Отец Андрей берёт новую записку со стола, потрёпанную и исчёрканную.
– “Что делать, – читает он, – если встретился человек, с которым хочется провести всю жизнь, и он тоже хочет быть рядом. Но самое ужасное – понимаешь, что у тебя нет сил любить, что не способен к глубокому чувству…” Дальше неразборчиво.
– Можно ли что-то изменить? – договариваю я.
Все оборачиваются на меня. Отец Андрей начинает отвечать, глядя как бы сразу на всех, в том числе и на меня.

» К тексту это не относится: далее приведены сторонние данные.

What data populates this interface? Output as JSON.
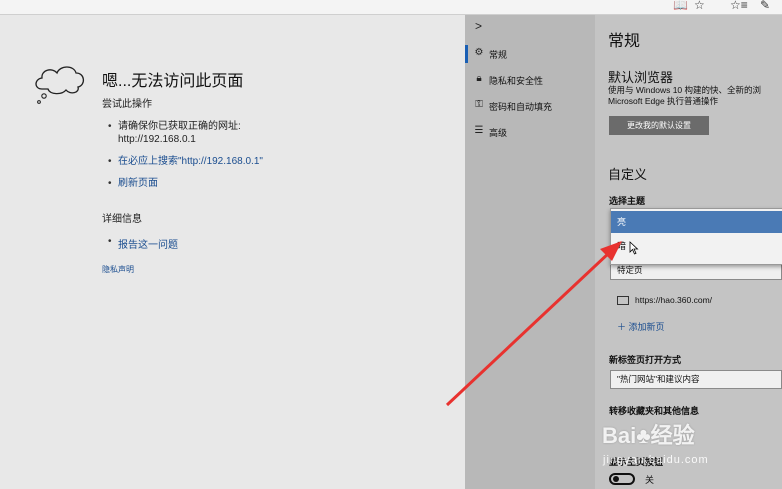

– Знаете… Искренняя, взаимная любовь – это дар от Бога, хранить его надо бережно. Если относиться к ней легкомысленно, то она обесценится, сердце огрубеет. И потом бывает очень горько вспоминать, что некогда сильное яркое чувство променяли на череду удовольствий. Поэтому – берегите любовь! А если уже произошла такая ситуация, которая нам кажется необратимой… для Господа ничего необратимого нет. Если человек решил исправиться и это искреннее желание, то Господь ему поможет.
– Где тут руки помыть? – спрашиваю я Полину.
Она показала рукой – от храма до помещения с краном несколько шагов. Баня, подумала я, а через дорогу раздевалка.
Тут, в этой каморке, под тусклой лампочкой у зеркала, я и разревелась. Сама не знаю: режет в глазах, как будто смотришь на яркий свет. Но света в этом месте нет никакого. Тусклая лампочка под потолком. Из одного глаза покатилась слеза. Из другого. Реветь мне пришлось недолго, секунд тридцать, времени больше не было.
Выхожу – толстый косолапый рыжий пёс шагает быстро, трётся о мои колени и убегает. За ним еле поспевает охранник. Он останавливается рядом со мной, чтобы отдышаться, и философски смотрит вдаль. Пару минут мы стоим молча.
– А главное, всех любит, – прервал молчание охранник. – Ты можешь быть последним негодяем, а он всё равно тебя любит.
– Вы про Бога?
– Про Пирожка нашего.
Я тоже посмотрела вдаль. Вдали пёс залезал на клумбу.
– Пирожок, туда нельзя, иди ко мне. Молодец.
Я прошлась вокруг храма. Постояла у доски с объявлениями. Вернулась обратно – обсуждают вечную жизнь.
Чаепитие подходит к концу, все читают молитву (из которой я поняла только, что поесть – это дело достойное), а потом вместе убирают со стола.
Мы выходим из храма во двор, и молодёжь ещё какое-то время общается. Во дворе тепло, солнечно, играют дети. Полина поворачивается и говорит мне:
– Светленькие – это отца Андрея.
Я насчитала семь.
– Да, – говорит, – шесть девочек и один мальчик, самый маленький.
Малыши бегают вокруг. Останавливаются, прячутся, смеются и дальше носятся по двору. Я издалека смотрю на отца Андрея и его супругу, она держит ребёнка на руках.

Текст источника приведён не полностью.